Приговор пришлось ждать долго, почти 5 часов. Рюмин то терял терпение, то вдруг снова начинал на что-то надеяться: «Что же так долго суд составляет приговор, все равно моя судьба была предрешена до суда. Единственная надежда, если суд переквалифицирует состав преступления на ст. 193-17«а», то тогда меня освободят, а по ст. 58-7 обязательно расстреляют». Мелькнувшая мысль об освобождении тоже страшила. Ему уже не мыслился иной жизненный исход: «Если бы меня освободили, и то бы меня на свободе евреи на куски разорвали». Особенно Рюмина восхитили прозвучавшие на суде показания свидетеля Маклярского: «Если суд полностью поверит этим показаниям, то меня расстреляют». Бывший чекист (а к моменту ареста в 1951-м — сценарист) Маклярский рассказал, как он, будучи обвиненным в участии в «сионистском заговоре в МГБ», заявил на допросе, что он честный работник, преступления перед Родиной не совершал, проработал в органах более 20 лет, начав карьеру еще при Менжинском. На это Рюмин ему заявил, что «Дзержинский и Менжинский ничего из себя не представляли», что «они наводнили органы шпионами» и что «теперь приходится разбираться и освобождаться от них», что «история органов начинается с нас».

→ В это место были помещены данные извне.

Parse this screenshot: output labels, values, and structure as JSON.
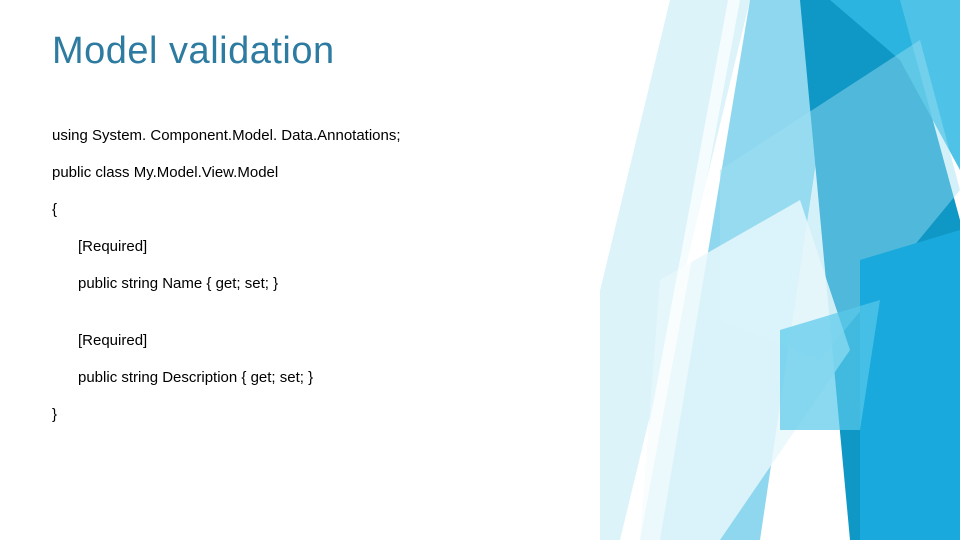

Расстрельный приговор, вынесенный 7 июля 1954-го, Рюмин встретил спокойно. Тут же попросил лист бумаги и в зале суда написал прошение о помиловании в Президиум Верховного Совета СССР.

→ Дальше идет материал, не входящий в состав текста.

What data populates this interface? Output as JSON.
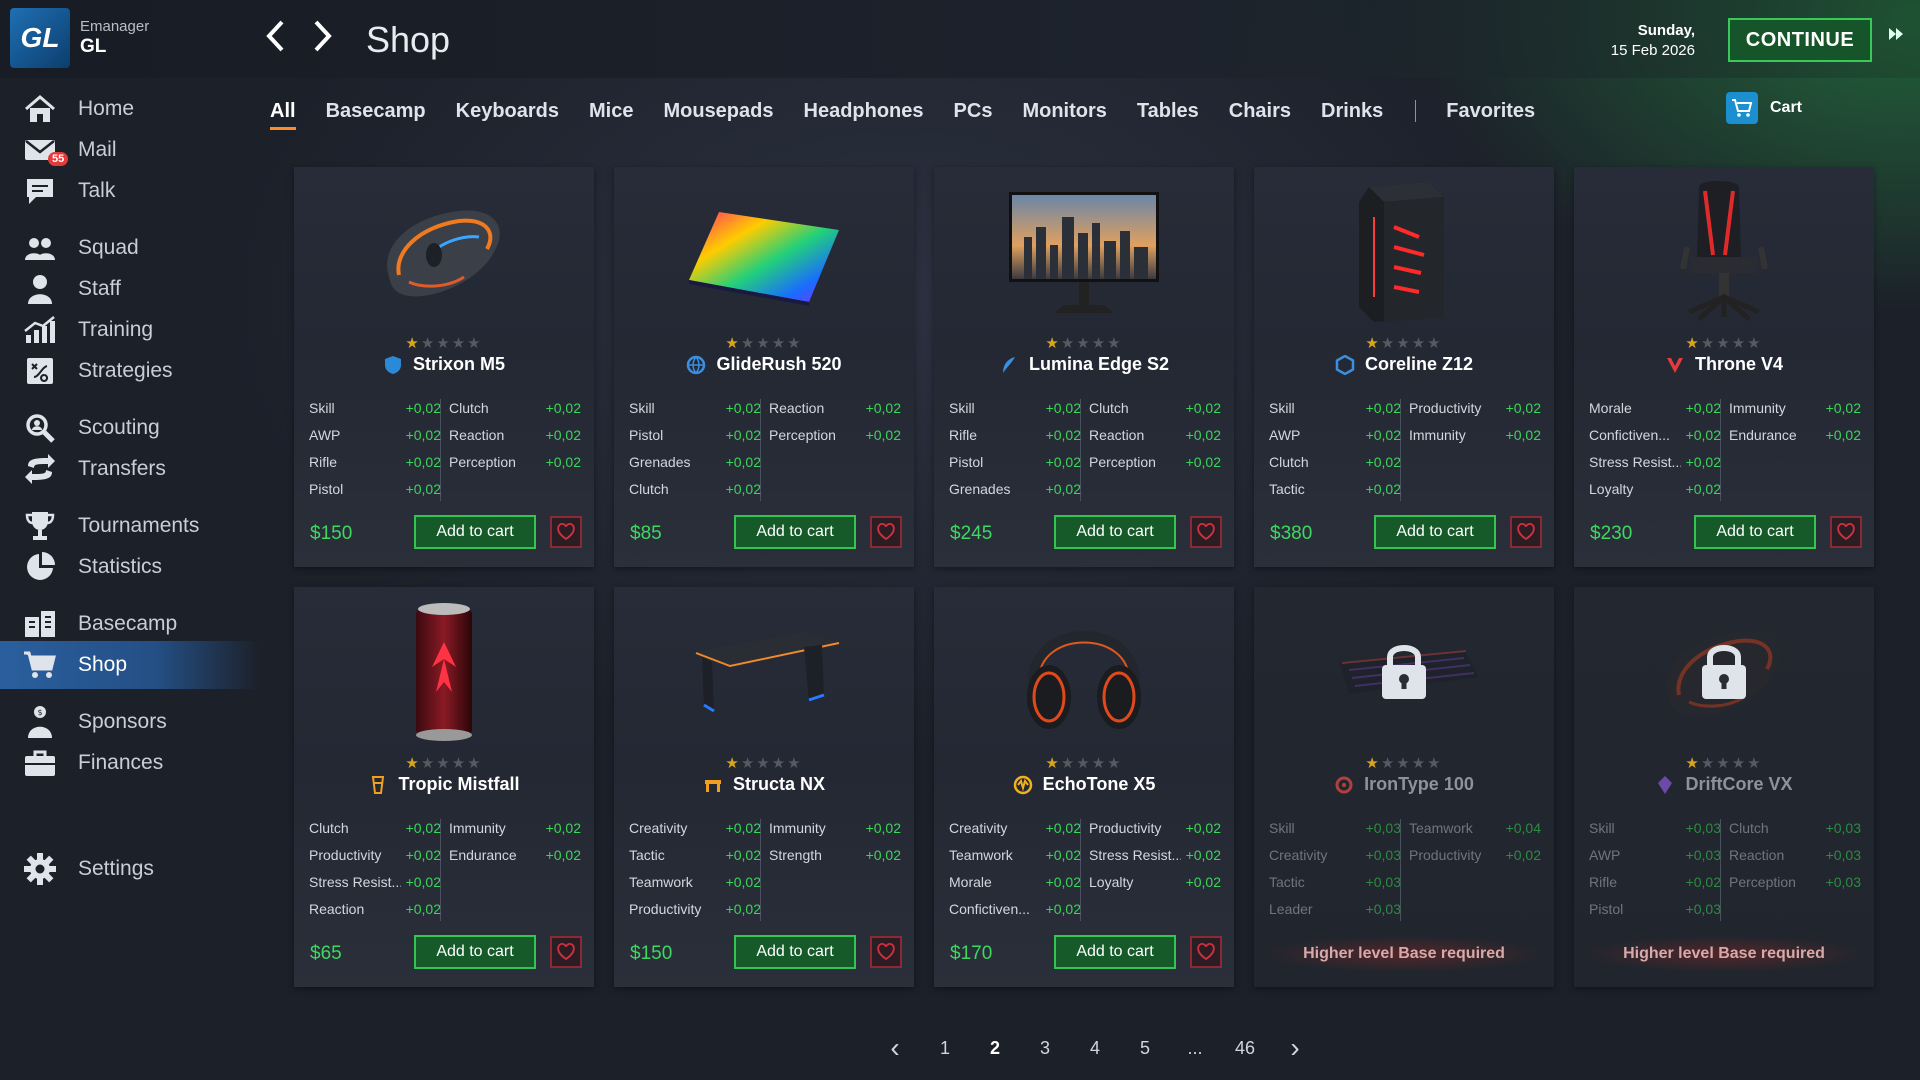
{
  "app": {
    "brand_top": "Emanager",
    "brand_bottom": "GL",
    "logo_text": "GL"
  },
  "header": {
    "title": "Shop",
    "date_day": "Sunday,",
    "date_full": "15 Feb 2026",
    "continue_label": "CONTINUE"
  },
  "sidebar": {
    "items": [
      {
        "label": "Home",
        "icon": "home-icon"
      },
      {
        "label": "Mail",
        "icon": "mail-icon",
        "badge": "55"
      },
      {
        "label": "Talk",
        "icon": "chat-icon"
      },
      {
        "label": "Squad",
        "icon": "squad-icon"
      },
      {
        "label": "Staff",
        "icon": "staff-icon"
      },
      {
        "label": "Training",
        "icon": "training-icon"
      },
      {
        "label": "Strategies",
        "icon": "strategies-icon"
      },
      {
        "label": "Scouting",
        "icon": "scouting-icon"
      },
      {
        "label": "Transfers",
        "icon": "transfers-icon"
      },
      {
        "label": "Tournaments",
        "icon": "trophy-icon"
      },
      {
        "label": "Statistics",
        "icon": "statistics-icon"
      },
      {
        "label": "Basecamp",
        "icon": "basecamp-icon"
      },
      {
        "label": "Shop",
        "icon": "cart-icon",
        "active": true
      },
      {
        "label": "Sponsors",
        "icon": "sponsors-icon"
      },
      {
        "label": "Finances",
        "icon": "briefcase-icon"
      },
      {
        "label": "Settings",
        "icon": "gear-icon"
      }
    ]
  },
  "tabs": [
    "All",
    "Basecamp",
    "Keyboards",
    "Mice",
    "Mousepads",
    "Headphones",
    "PCs",
    "Monitors",
    "Tables",
    "Chairs",
    "Drinks"
  ],
  "favorites_tab": "Favorites",
  "cart_label": "Cart",
  "add_label": "Add to cart",
  "products": [
    {
      "name": "Strixon M5",
      "price": "$150",
      "rating": 1,
      "brand_icon": "brand-shield-icon",
      "image": "mouse",
      "stats_left": [
        [
          "Skill",
          "+0,02"
        ],
        [
          "AWP",
          "+0,02"
        ],
        [
          "Rifle",
          "+0,02"
        ],
        [
          "Pistol",
          "+0,02"
        ]
      ],
      "stats_right": [
        [
          "Clutch",
          "+0,02"
        ],
        [
          "Reaction",
          "+0,02"
        ],
        [
          "Perception",
          "+0,02"
        ]
      ]
    },
    {
      "name": "GlideRush 520",
      "price": "$85",
      "rating": 1,
      "brand_icon": "brand-globe-icon",
      "image": "mousepad",
      "stats_left": [
        [
          "Skill",
          "+0,02"
        ],
        [
          "Pistol",
          "+0,02"
        ],
        [
          "Grenades",
          "+0,02"
        ],
        [
          "Clutch",
          "+0,02"
        ]
      ],
      "stats_right": [
        [
          "Reaction",
          "+0,02"
        ],
        [
          "Perception",
          "+0,02"
        ]
      ]
    },
    {
      "name": "Lumina Edge S2",
      "price": "$245",
      "rating": 1,
      "brand_icon": "brand-feather-icon",
      "image": "monitor",
      "stats_left": [
        [
          "Skill",
          "+0,02"
        ],
        [
          "Rifle",
          "+0,02"
        ],
        [
          "Pistol",
          "+0,02"
        ],
        [
          "Grenades",
          "+0,02"
        ]
      ],
      "stats_right": [
        [
          "Clutch",
          "+0,02"
        ],
        [
          "Reaction",
          "+0,02"
        ],
        [
          "Perception",
          "+0,02"
        ]
      ]
    },
    {
      "name": "Coreline Z12",
      "price": "$380",
      "rating": 1,
      "brand_icon": "brand-hex-icon",
      "image": "pc",
      "stats_left": [
        [
          "Skill",
          "+0,02"
        ],
        [
          "AWP",
          "+0,02"
        ],
        [
          "Clutch",
          "+0,02"
        ],
        [
          "Tactic",
          "+0,02"
        ]
      ],
      "stats_right": [
        [
          "Productivity",
          "+0,02"
        ],
        [
          "Immunity",
          "+0,02"
        ]
      ]
    },
    {
      "name": "Throne V4",
      "price": "$230",
      "rating": 1,
      "brand_icon": "brand-v-icon",
      "image": "chair",
      "stats_left": [
        [
          "Morale",
          "+0,02"
        ],
        [
          "Confictiven...",
          "+0,02"
        ],
        [
          "Stress Resist...",
          "+0,02"
        ],
        [
          "Loyalty",
          "+0,02"
        ]
      ],
      "stats_right": [
        [
          "Immunity",
          "+0,02"
        ],
        [
          "Endurance",
          "+0,02"
        ]
      ]
    },
    {
      "name": "Tropic Mistfall",
      "price": "$65",
      "rating": 1,
      "brand_icon": "brand-drink-icon",
      "image": "can",
      "stats_left": [
        [
          "Clutch",
          "+0,02"
        ],
        [
          "Productivity",
          "+0,02"
        ],
        [
          "Stress Resist...",
          "+0,02"
        ],
        [
          "Reaction",
          "+0,02"
        ]
      ],
      "stats_right": [
        [
          "Immunity",
          "+0,02"
        ],
        [
          "Endurance",
          "+0,02"
        ]
      ]
    },
    {
      "name": "Structa NX",
      "price": "$150",
      "rating": 1,
      "brand_icon": "brand-desk-icon",
      "image": "desk",
      "stats_left": [
        [
          "Creativity",
          "+0,02"
        ],
        [
          "Tactic",
          "+0,02"
        ],
        [
          "Teamwork",
          "+0,02"
        ],
        [
          "Productivity",
          "+0,02"
        ]
      ],
      "stats_right": [
        [
          "Immunity",
          "+0,02"
        ],
        [
          "Strength",
          "+0,02"
        ]
      ]
    },
    {
      "name": "EchoTone X5",
      "price": "$170",
      "rating": 1,
      "brand_icon": "brand-wave-icon",
      "image": "headphones",
      "stats_left": [
        [
          "Creativity",
          "+0,02"
        ],
        [
          "Teamwork",
          "+0,02"
        ],
        [
          "Morale",
          "+0,02"
        ],
        [
          "Confictiven...",
          "+0,02"
        ]
      ],
      "stats_right": [
        [
          "Productivity",
          "+0,02"
        ],
        [
          "Stress Resist...",
          "+0,02"
        ],
        [
          "Loyalty",
          "+0,02"
        ]
      ]
    },
    {
      "name": "IronType 100",
      "locked": true,
      "locked_msg": "Higher level Base required",
      "rating": 1,
      "brand_icon": "brand-gear-icon",
      "image": "keyboard",
      "stats_left": [
        [
          "Skill",
          "+0,03"
        ],
        [
          "Creativity",
          "+0,03"
        ],
        [
          "Tactic",
          "+0,03"
        ],
        [
          "Leader",
          "+0,03"
        ]
      ],
      "stats_right": [
        [
          "Teamwork",
          "+0,04"
        ],
        [
          "Productivity",
          "+0,02"
        ]
      ]
    },
    {
      "name": "DriftCore VX",
      "locked": true,
      "locked_msg": "Higher level Base required",
      "rating": 1,
      "brand_icon": "brand-crystal-icon",
      "image": "mouse2",
      "stats_left": [
        [
          "Skill",
          "+0,03"
        ],
        [
          "AWP",
          "+0,03"
        ],
        [
          "Rifle",
          "+0,02"
        ],
        [
          "Pistol",
          "+0,03"
        ]
      ],
      "stats_right": [
        [
          "Clutch",
          "+0,03"
        ],
        [
          "Reaction",
          "+0,03"
        ],
        [
          "Perception",
          "+0,03"
        ]
      ]
    }
  ],
  "pager": {
    "prev": "‹",
    "next": "›",
    "pages": [
      "1",
      "2",
      "3",
      "4",
      "5",
      "...",
      "46"
    ],
    "current": "2"
  },
  "colors": {
    "accent_green": "#3ad65b",
    "active_tab_underline": "#ff8a2a",
    "sidebar_active": "#2a5f9e",
    "lock_msg": "#d9a9a9"
  }
}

Имя Рюмина теснейшим образом связано с поздними сталинскими репрессиями, на первый взгляд необъяснимыми в своей параноидальной иррациональности. По его инициативе и при активной поддержке Сталина возникло «Дело врачей», дело о «сионистском заговоре» в МГБ и другие дела явно антисемитской направленности. Недолгое время Рюмин был не только выдвиженцем, но и фаворитом Сталина в системе МГБ. Чем он мог заслужить расточаемые вождем похвалы в свой адрес, волею каких обстоятельств? Строчки его биографии мало что объясняют.

 

В Москву — за фальсификацию

Михаил Дмитриевич Рюмин родился в сентябре 1913-го в селе Кабание Шадринского уезда Пермской губернии в семье крестьянина-середняка. Окончил восемь классов школы. С мая 1929-го работал счетоводом в сельхозартели в родном селе, затем бухгалтером райотдела связи. Обучался на бухгалтерских курсах, затем на курсах связи в Шадринске. С 1931-го бухгалтер в управлении связи в Свердловске, одновременно учился в комсомольском отделении комвуза. В сентябре 1935-го призван в армию, был рядовым в штабе Уральского ВО, затем там же — бухгалтером-экономистом. По окончании службы стал главным бухгалтером Свердловского облуправления связи. Летом 1937-го над Рюминым нависла угроза — его обвинили в неправильном расходовании денежных средств и в том, что он пользовался покровительством начальника облуправления связи, арестованного к тому времени как «враг народа».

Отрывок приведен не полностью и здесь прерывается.